Human space flight is associated with losses in muscle strength, bone mineral density and aerobic capacity. The ability to estimate the physical cost of exploration tasks, monitor crew health and fitness, and to provide effective hardware for exercise countermeasures use will be valuable in supporting safe and successful space exploration.
A few weeks ago my boss, Matt Brzycki, and I were approached by Mike Paluszek, the president of Princeton Satellite Systems, who offered us to be part of a team that is developing an exercise device for NASA to be used in space.
Our role in the team is to help design an exercise device that is 20 lbs or less including all accessories (or demonstrated to be within this allotment for a flight unit if the ground prototype exceeds 20 lbs), require no vehicle power to operate, include materials/components that can be flight certified and do not pose risk to the crew vehicle/habitat, and can be stowed within 1 cubic foot of space aboard the Orion vehicle.
To add to that, it must be a multi purpose device, i.e. covering all muscles in the body.
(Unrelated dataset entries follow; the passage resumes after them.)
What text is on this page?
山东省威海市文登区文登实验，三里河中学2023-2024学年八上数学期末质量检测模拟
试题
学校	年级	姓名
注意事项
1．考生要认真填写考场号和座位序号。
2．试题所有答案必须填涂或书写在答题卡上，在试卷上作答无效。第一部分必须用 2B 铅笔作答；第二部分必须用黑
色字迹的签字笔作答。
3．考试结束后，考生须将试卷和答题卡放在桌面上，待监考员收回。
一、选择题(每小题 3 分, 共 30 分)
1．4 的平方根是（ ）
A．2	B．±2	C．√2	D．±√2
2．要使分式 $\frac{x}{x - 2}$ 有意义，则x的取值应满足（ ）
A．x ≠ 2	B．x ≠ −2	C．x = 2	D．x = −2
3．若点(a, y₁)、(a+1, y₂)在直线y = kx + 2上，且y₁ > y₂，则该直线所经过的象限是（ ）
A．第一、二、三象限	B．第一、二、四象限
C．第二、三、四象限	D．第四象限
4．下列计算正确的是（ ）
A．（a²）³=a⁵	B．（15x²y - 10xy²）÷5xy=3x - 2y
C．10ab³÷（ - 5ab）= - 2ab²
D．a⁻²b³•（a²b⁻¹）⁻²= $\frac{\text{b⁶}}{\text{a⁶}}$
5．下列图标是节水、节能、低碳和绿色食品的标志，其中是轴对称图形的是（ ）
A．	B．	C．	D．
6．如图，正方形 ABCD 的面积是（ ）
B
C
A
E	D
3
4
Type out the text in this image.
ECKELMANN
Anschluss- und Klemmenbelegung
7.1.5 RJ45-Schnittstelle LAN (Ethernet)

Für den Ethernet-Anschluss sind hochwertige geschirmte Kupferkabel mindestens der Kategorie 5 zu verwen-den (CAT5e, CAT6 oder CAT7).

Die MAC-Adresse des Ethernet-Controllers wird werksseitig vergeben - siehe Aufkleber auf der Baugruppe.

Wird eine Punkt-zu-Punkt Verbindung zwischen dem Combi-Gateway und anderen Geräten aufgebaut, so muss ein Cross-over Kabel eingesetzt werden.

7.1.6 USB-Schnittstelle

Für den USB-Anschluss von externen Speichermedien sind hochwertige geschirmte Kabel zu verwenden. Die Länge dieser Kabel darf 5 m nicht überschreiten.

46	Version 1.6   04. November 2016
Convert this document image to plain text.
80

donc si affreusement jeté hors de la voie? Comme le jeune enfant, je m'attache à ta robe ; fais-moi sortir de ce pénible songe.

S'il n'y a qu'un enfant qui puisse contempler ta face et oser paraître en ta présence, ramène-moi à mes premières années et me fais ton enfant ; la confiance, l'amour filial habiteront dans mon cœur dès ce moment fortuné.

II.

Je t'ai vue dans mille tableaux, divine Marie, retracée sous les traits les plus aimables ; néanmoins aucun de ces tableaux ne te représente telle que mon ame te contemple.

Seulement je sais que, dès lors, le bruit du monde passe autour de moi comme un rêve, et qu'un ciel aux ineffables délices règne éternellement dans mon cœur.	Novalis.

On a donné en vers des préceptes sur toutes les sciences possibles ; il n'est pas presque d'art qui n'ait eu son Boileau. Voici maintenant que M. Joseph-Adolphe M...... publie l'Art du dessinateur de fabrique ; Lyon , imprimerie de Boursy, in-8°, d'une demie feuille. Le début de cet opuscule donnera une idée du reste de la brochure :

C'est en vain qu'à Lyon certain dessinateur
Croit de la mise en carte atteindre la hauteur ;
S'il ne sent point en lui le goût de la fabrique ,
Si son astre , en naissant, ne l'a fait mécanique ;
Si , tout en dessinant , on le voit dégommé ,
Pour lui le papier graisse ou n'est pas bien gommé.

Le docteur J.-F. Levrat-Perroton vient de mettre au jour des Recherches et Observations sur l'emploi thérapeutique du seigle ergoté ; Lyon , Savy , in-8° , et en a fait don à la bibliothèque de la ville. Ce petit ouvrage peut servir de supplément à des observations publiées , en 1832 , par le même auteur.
This is not easy to do, but I guess everything is possible when you are dealing with NASA.
We had a productive meeting yesterday, where we discussed a few good ideas that I think will work best.
I spent a good three hours this morning sketching the device, trying to think of ways to make it work on all muscle groups. .
I came up with 4 possible initial models, but the final design is far from being done.
I want to say that I am thrilled to be part of a very brilliant team of engineers, and even more thrilled to work on a project that, if approved, will help astronauts avoid some of the physiological issues that are associated with staying in Zero gravity out in space.